A week or so ago, God nudged me. He reminded me that this whole blog idea began as a way to minister as a Titus 2 woman to younger women. However, mostly, I use it to put my thoughts to "pen and paper." But I wonder if it's to be more than that. I know my highest calling is to abide in Him, my Maker, my God. And I will continue to do that but my focus of blogging may change. I will aim to teach what is good, how to love a husband (when I am so selfish), how to love my children (even when they are difficult), how to be pure (in a corrupt world), how to work at home, and show what it means to be subject to your husband.
Being a married woman and a mom is a call of self-sacrifice. As I meet moms, I see different points of view, different choices, different callings even.
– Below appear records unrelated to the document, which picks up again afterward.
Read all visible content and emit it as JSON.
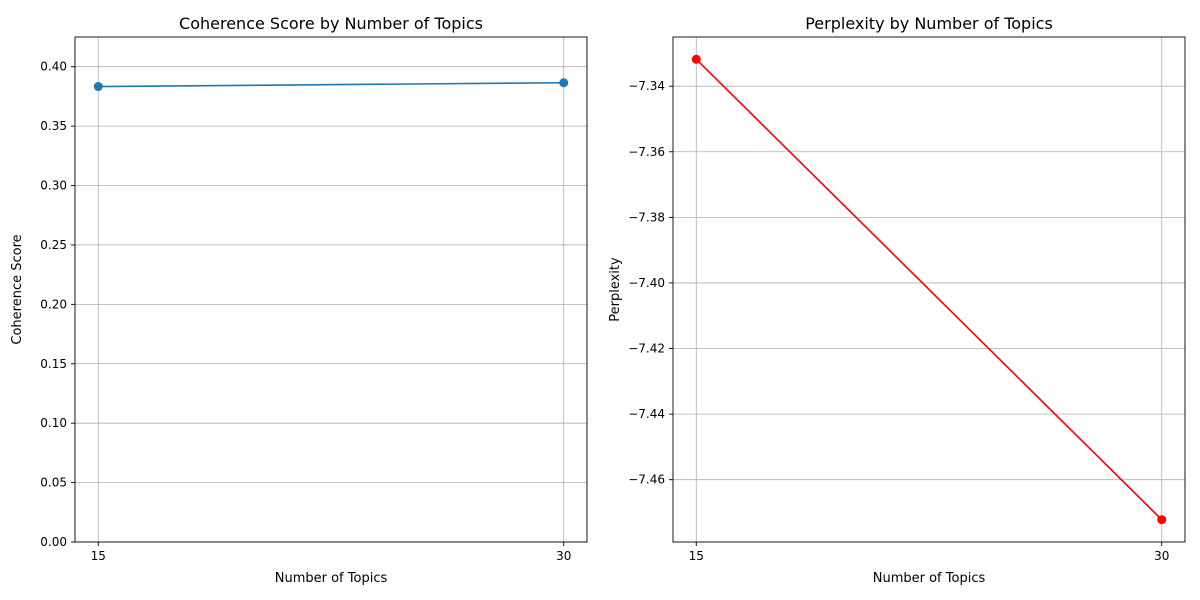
{
  "chart_data": [
    {
      "type": "line",
      "title": "Coherence Score by Number of Topics",
      "xlabel": "Number of Topics",
      "ylabel": "Coherence Score",
      "x": [
        15,
        30
      ],
      "xticks": [
        "15",
        "30"
      ],
      "yticks": [
        "0.00",
        "0.05",
        "0.10",
        "0.15",
        "0.20",
        "0.25",
        "0.30",
        "0.35",
        "0.40"
      ],
      "ylim": [
        0,
        0.425
      ],
      "xlim": [
        14.25,
        30.75
      ],
      "grid": true,
      "series": [
        {
          "values": [
            0.3833,
            0.3865
          ],
          "color": "#1f77b4",
          "marker": "circle"
        }
      ]
    },
    {
      "type": "line",
      "title": "Perplexity by Number of Topics",
      "xlabel": "Number of Topics",
      "ylabel": "Perplexity",
      "x": [
        15,
        30
      ],
      "xticks": [
        "15",
        "30"
      ],
      "yticks": [
        "−7.46",
        "−7.44",
        "−7.42",
        "−7.40",
        "−7.38",
        "−7.36",
        "−7.34"
      ],
      "ylim": [
        -7.479,
        -7.325
      ],
      "xlim": [
        14.25,
        30.75
      ],
      "grid": true,
      "series": [
        {
          "values": [
            -7.3318,
            -7.4722
          ],
          "color": "#ff0000",
          "marker": "circle"
        }
      ]
    }
  ]
}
And though it's difficult at times, it reaffirms our family's choices: for me to be a worker only at home. One works incredibly hard to earn a college degree. Time, tears, sweat, late nights studying, many financial resources...you finish the list. Then attaining the first job. A foot in the door, a step on the ladder, a starting place. In time, you develop into the leader and woman you were called to be in the workplace. And then comes the deliberate choice to lay all that down. The prestige and power you held at your hard-earned job. The options you had financially when you were a two-income household. To rip that from your life and offer it up to God so that you can treasure the people who are not destroyed by moth and rust (Matthew6:20). This is an example of what it means to be poor in spirit.
I am not saying that working moms are not poor in spirit. Sometimes there is not choice financially, whether she a single parent or husband under or unemployed. Sometimes it's a matter of submission to your husband who asks his wife to work. Sometimes it's a matter of knowing who you are or aren't. But for the woman who is given a choice: to work outside the home or be in the home, I see it as a sacrifice of self. Romans 12:1, my paraphrase:
Offer your whole self continually as a sacrifice to the Lord in logical response of worship to the grace by which He extended to you when He saved you.
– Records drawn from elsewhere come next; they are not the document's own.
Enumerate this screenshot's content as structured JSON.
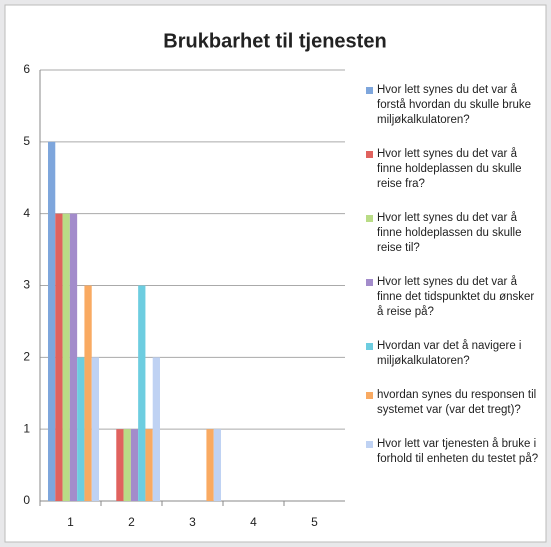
{
  "chart_data": {
    "type": "bar",
    "title": "Brukbarhet til tjenesten",
    "categories": [
      "1",
      "2",
      "3",
      "4",
      "5"
    ],
    "series": [
      {
        "name": "Hvor lett synes du det var å forstå hvordan du skulle bruke miljøkalkulatoren?",
        "color": "#7ea6dc",
        "values": [
          5,
          0,
          0,
          0,
          0
        ]
      },
      {
        "name": "Hvor lett synes du det var å finne holdeplassen du skulle reise fra?",
        "color": "#e0625e",
        "values": [
          4,
          1,
          0,
          0,
          0
        ]
      },
      {
        "name": "Hvor lett synes du det var å finne holdeplassen du skulle reise til?",
        "color": "#b9dc86",
        "values": [
          4,
          1,
          0,
          0,
          0
        ]
      },
      {
        "name": "Hvor lett synes du det var å finne det tidspunktet du ønsker å reise på?",
        "color": "#a38ccb",
        "values": [
          4,
          1,
          0,
          0,
          0
        ]
      },
      {
        "name": "Hvordan var det å navigere i miljøkalkulatoren?",
        "color": "#6dcde0",
        "values": [
          2,
          3,
          0,
          0,
          0
        ]
      },
      {
        "name": "hvordan synes du responsen til systemet var (var det tregt)?",
        "color": "#f9aa62",
        "values": [
          3,
          1,
          1,
          0,
          0
        ]
      },
      {
        "name": "Hvor lett var tjenesten å bruke i forhold til enheten du testet på?",
        "color": "#bfd2f3",
        "values": [
          2,
          2,
          1,
          0,
          0
        ]
      }
    ],
    "ylim": [
      0,
      6
    ],
    "yticks": [
      0,
      1,
      2,
      3,
      4,
      5,
      6
    ],
    "grid": true
  }
}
In preaching on this verse this weekend, our pastor said, because of your realizing what gift God gave when He saved you, "you can never go back to who you were." And really, in choosing to be a worker in the home, I may never be able to go back to the person I was before I made that choice. I have missed out on years of technology upgrading in the web development world, I would not simply be able to walk back into that field of work. An extended relative, whose husband became unemployed, who was a stay-at-home mom, struggled to find any sort of work and although thankful for an income, she isn't in the same field of work as before making the choice to be at home.
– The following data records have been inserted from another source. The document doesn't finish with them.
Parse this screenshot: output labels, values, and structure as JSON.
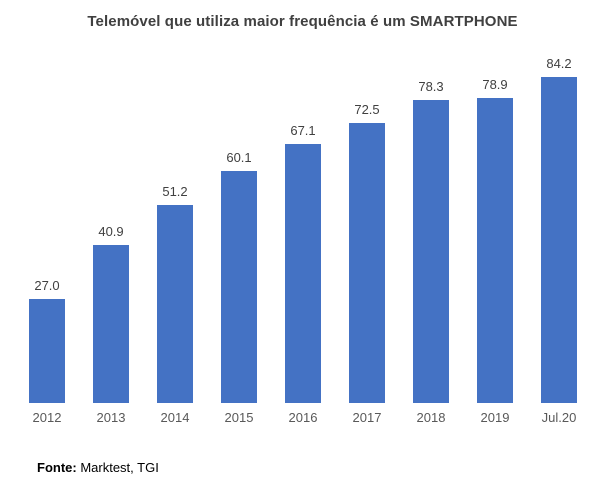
{
  "title": "Telemóvel que utiliza maior frequência é um SMARTPHONE",
  "footer": {
    "label": "Fonte:",
    "text": " Marktest, TGI"
  },
  "colors": {
    "bar": "#4472C4",
    "title_text": "#404040",
    "data_label_text": "#404040",
    "axis_label_text": "#595959",
    "footer_text": "#000000",
    "background": "#ffffff"
  },
  "chart_data": {
    "type": "bar",
    "title": "Telemóvel que utiliza maior frequência é um SMARTPHONE",
    "categories": [
      "2012",
      "2013",
      "2014",
      "2015",
      "2016",
      "2017",
      "2018",
      "2019",
      "Jul.20"
    ],
    "values": [
      27.0,
      40.9,
      51.2,
      60.1,
      67.1,
      72.5,
      78.3,
      78.9,
      84.2
    ],
    "data_labels": [
      "27.0",
      "40.9",
      "51.2",
      "60.1",
      "67.1",
      "72.5",
      "78.3",
      "78.9",
      "84.2"
    ],
    "xlabel": "",
    "ylabel": "",
    "ylim": [
      0,
      90
    ],
    "grid": false,
    "legend": "none",
    "bar_color": "#4472C4",
    "source": "Fonte: Marktest, TGI"
  }
}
Is it worth it? Honestly, sometime I need to remind myself that it is. But, it doesn't take me long. Discipling my children is a big job. And this isn't a sacrifice just for children. It's a sacrifice for the peace and calmness of your entire household. And my relationships are the only thing going with me to heaven. I watch working mom's lives and I may become jealous but I don't stay there. In a way, I have traded the chaos of running for just "being" sometime.
And so I offer my whole self to God...including this blog.